On the journey, Minh finds himself erotically transfixed by a fellow passenger; he first writes in his diary, “Must confess, she’s very attractive and I feel a strong desire for her,” then remarks much more floridly some days later, “In the milky light of the starry night, I detected a sarcastic smile spreading across her sensual lips.”
The latter observation comes in the middle of the woman’s own confession: She is his former student Xuan, who pledged her life to the Communist Party after she was raped “right in my living room by two army officers, one American and one Vietnamese,” in 1964. She has been sent to infiltrate Minh’s group of defectors “and integrate myself into the Vietnamese community in the United States.” When Minh reluctantly gives Xuan up, the group leaders plan to murder her in the night.
Before they can do so, however, their boat is boarded by Thai pirates—one of whom takes Xuan “down into the cabin,” out of Minh’s sight, and kills her there. Whether or not the pirate successfully rapes Xuan is, to me, left ambiguous by Minh’s limited focalisation: He hears first their struggle, then “[a] deadly silence,” before the pirate returns “[l]aughing” to dispose of “Xuan’s broken body.”
(Exemplifying Nguyen’s theory about a tendency to read for resistance, I prefer to believe that Xuan was killed while fighting off the pirate, unlikely as that is.)
In the last pages of the novel, Blue Dragon, White Tiger suddenly tells a story that bears a heavy resemblance to the plot of The Sympathizer—with a striking difference.
Second spring
“Xuan,” I addressed her by the name I was convinced was really hers, “I knew from the first day on the boat that your real name wasn’t Lai. Perhaps in your too literary and sophisticated way of changing your name, you’ve betrayed your secret. I’m sure you know the saying, ‘Xuan Bat Tai Lai, spring never comes twice in the same year.’ I don’t understand why you denied knowing me.”

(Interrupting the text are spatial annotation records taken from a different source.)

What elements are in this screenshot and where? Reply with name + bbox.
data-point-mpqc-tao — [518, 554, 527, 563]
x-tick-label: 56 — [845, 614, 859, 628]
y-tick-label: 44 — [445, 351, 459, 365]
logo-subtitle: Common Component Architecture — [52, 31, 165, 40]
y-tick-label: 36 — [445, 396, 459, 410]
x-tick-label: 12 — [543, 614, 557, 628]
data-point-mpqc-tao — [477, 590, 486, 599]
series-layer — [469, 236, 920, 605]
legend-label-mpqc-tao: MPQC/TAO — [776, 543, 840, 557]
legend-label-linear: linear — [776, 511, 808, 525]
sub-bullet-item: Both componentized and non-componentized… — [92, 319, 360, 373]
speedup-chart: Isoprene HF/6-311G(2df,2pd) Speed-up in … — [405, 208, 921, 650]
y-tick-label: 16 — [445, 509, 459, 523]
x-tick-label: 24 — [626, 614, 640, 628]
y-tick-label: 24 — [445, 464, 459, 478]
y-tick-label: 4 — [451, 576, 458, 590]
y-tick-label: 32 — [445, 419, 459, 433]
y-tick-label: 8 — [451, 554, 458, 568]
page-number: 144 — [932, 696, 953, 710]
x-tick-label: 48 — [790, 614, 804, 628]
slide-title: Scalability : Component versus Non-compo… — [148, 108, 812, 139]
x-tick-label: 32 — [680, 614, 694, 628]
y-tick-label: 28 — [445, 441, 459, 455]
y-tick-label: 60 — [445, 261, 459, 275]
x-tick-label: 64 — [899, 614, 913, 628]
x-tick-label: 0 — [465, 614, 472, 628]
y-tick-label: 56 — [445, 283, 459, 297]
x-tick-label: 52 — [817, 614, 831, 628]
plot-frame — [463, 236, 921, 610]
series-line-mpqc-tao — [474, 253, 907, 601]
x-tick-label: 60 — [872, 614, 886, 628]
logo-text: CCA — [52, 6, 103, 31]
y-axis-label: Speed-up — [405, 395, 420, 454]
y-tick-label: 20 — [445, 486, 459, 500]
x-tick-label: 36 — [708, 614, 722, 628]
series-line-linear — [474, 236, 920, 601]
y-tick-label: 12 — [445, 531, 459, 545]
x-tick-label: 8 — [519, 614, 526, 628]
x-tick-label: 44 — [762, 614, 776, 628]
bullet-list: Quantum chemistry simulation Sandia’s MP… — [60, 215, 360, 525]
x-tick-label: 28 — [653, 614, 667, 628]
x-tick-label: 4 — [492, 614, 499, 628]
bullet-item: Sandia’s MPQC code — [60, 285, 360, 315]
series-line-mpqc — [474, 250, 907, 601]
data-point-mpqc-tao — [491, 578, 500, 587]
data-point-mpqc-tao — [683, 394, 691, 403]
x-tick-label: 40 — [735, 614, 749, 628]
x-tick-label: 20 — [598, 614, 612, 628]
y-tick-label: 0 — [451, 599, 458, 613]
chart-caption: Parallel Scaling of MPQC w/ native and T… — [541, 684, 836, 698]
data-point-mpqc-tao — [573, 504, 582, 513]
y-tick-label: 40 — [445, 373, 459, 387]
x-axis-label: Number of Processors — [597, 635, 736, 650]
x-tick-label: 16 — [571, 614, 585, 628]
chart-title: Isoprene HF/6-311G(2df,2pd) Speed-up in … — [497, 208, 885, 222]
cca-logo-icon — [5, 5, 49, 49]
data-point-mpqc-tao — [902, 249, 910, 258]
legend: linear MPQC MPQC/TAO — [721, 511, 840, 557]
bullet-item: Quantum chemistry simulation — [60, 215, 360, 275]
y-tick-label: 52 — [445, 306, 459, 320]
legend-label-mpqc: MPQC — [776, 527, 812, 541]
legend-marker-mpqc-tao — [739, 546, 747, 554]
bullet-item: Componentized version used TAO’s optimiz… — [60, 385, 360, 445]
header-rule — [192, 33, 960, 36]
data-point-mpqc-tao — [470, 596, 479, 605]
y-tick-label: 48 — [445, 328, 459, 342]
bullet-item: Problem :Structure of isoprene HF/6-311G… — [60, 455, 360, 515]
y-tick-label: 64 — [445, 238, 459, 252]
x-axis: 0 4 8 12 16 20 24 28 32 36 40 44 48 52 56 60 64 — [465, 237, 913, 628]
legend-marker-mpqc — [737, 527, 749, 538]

Where the narrator of The Sympathizer is a reluctant American, Minh is a U.S. green card holder who tells the Prime Minister of Thailand—his old classmate and friend—that “I plan to return to America as soon as possible,” to preserve—in the environs of New York City!—“the spirit of the historic Vietnam that he held in his heart… the mystic Vietnam,” now lost, “not the vulgar and brutal one.”
No: In Blue Dragon, White Tiger, the spy, sleeper, and spook is instead played by Xuan, a woman, “the communist agent,” no longer nameless.
I don’t have an HBO subscription, so I’m not sure when I’ll be able to watch The Sympathizer, but I want to. (It had better get renewed for a second season, if only because I’m masochistically curious as to how the producers will adapt The Committed, a chaotic text that emerges from Nguyen’s plan to write “dialectical novels grappling with the need for ideas to be constantly self-reflexive and changing.”)
What I’m also awaiting is the final chapter in the Sympathizer trilogy, in which, Nguyen has promised, the narrator “comes back to Southern California to make amends and seek revenge,” still “a man of two faces and two minds.”
I hope the communist agent comes back, too.